# Smoked Pheasant



## smokinrick (Nov 13, 2011)

I've tried pheasant a number of ways in the past. All involved a lot of baking, special ingredients, etc. and left much to be desired.

I decided to try smoking to see how it stacked up. Best yet.

Brined the birds, leg sections and breast sectcions skinned and butterflied in a pickling brine.

1 gallon water

1/2 cup kosher salt

1/2 cup brown sugar

1/4 cup distilled vinegar

1 tsp ground cloves

1 tsp ground allspice

1/2 tsp ground black pepper

Soaked 4 hours in the brine, put in the smoker at 215 towards the end of a run with a couple of pork shoulders. Might as well take advantage of the grill space. Guessed at 1 hour 45 minutes since chickens take about 2 hours in my side box unit. Split oak with natural hardwood charcoal mix was used. 
	

		
			
		

		
	








Here is the finished product just before coming off arrayed around the shoulders. A glaze of half honey, half balsamic vinegar was used at the start and an hour later.

The birds were tender and succulent,  not at all dry and tough like other recipes. I sliced the meat in thin strips and served as a lunch entree for 8 with cheese, crackers and a nice white wine. Raves all around. Enjoy!


----------



## chef jimmyj (Nov 14, 2011)

Great looking Bird...Your brine is similar to mine, works well...Been a long time since I had Pheasant...JJ


----------



## boykjo (Nov 14, 2011)

Now thats the way I like to do a bird.... Kudos................
	

	
	
		
		



		
		
	


	





Joe


----------



## africanmeat (Nov 14, 2011)

Wow it looks great thanks for the info


----------



## SmokinAl (Nov 14, 2011)

Looks delicious!


----------



## mdboatbum (Nov 14, 2011)

That looks awesome! I've got a freezer full of pheasants at the moment and was thinking about smoking a couple. Glad to know it'll work out!


----------



## smokinrick (Nov 14, 2011)

Mdboatbum said:


> That looks awesome! I've got a freezer full of pheasants at the moment and was thinking about smoking a couple. Glad to know it'll work out!


 Yes, I have a freezer with more as well. The pre slicing for serving was to check for shot bb's and take out the leg spines. I think the pre-brine skinning was important. These were ranched birds so true wild ones would most likely be tougher.


----------



## oldschoolbbq (Nov 14, 2011)

I don't go hunting for Pheasant,however there is a group of Sportsmen here in Gibsonburg that raise pheasants for huinting. They escape at times and go where they shouldn't be and get hit by cars,when I hit one,I slam on the brakes and P/U the bird and dispatch it at home.
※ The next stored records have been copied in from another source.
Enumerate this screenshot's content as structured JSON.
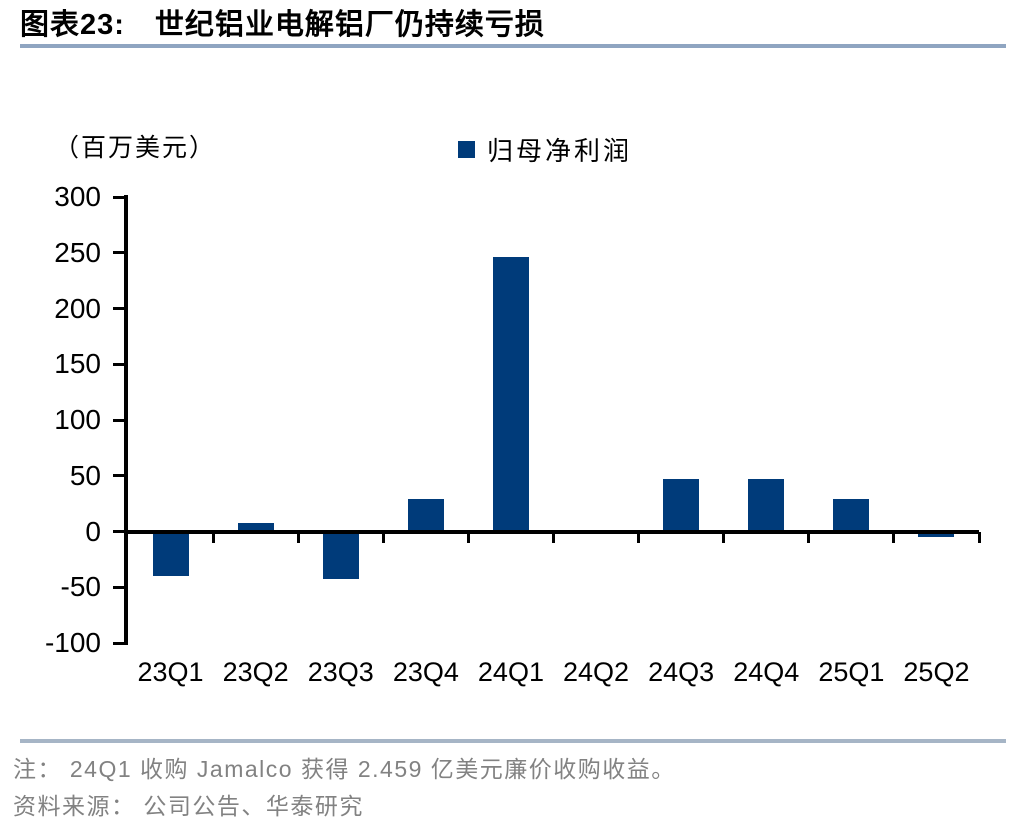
{
  "figure": {
    "label": "图表23:",
    "title": "世纪铝业电解铝厂仍持续亏损"
  },
  "chart_data": {
    "type": "bar",
    "title": "世纪铝业电解铝厂仍持续亏损",
    "categories": [
      "23Q1",
      "23Q2",
      "23Q3",
      "23Q4",
      "24Q1",
      "24Q2",
      "24Q3",
      "24Q4",
      "25Q1",
      "25Q2"
    ],
    "series": [
      {
        "name": "归母净利润",
        "values": [
          -40,
          8,
          -43,
          29,
          246,
          -2,
          47,
          47,
          29,
          -5
        ]
      }
    ],
    "xlabel": "",
    "ylabel": "（百万美元）",
    "ylim": [
      -100,
      300
    ],
    "ytick_step": 50,
    "yticks": [
      300,
      250,
      200,
      150,
      100,
      50,
      0,
      -50,
      -100
    ],
    "grid": false,
    "legend_position": "top-center",
    "bar_color": "#003B7A"
  },
  "footer": {
    "note": "注： 24Q1 收购 Jamalco 获得 2.459 亿美元廉价收购收益。",
    "source": "资料来源： 公司公告、华泰研究"
  },
  "colors": {
    "bar": "#003B7A",
    "title_rule": "#8FA5C1",
    "footer_rule": "#A6B5C6",
    "axis": "#000000",
    "footnote_text": "#828282"
  }
}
The wife says YUK, but it's good grub, and I use a Brine similar to yours.

The wife has to tell me to stop running the backroads around here
	

	
	
		
		



		
		
	


	





. Why, I'd miss a good meal maybe.LOL

Have fun and...


----------



## fpnmf (Nov 14, 2011)

Awesome chow!!

  Craig


----------



## venture (Nov 14, 2011)

Haven't done it for a while.

If it came out tender and moist you must have done it right.  These birds are tricky because they are lean and will dry out.

Good luck and good smoking.


----------



## coffee_junkie (Nov 15, 2011)

I just got back from hunting Phez in NE Montana. I brought a few home and will definitely try this out for a holiday appetizer. I have had trouble with brined birds being too salty.But this is a low salt brine and is only brined for a few hours.


----------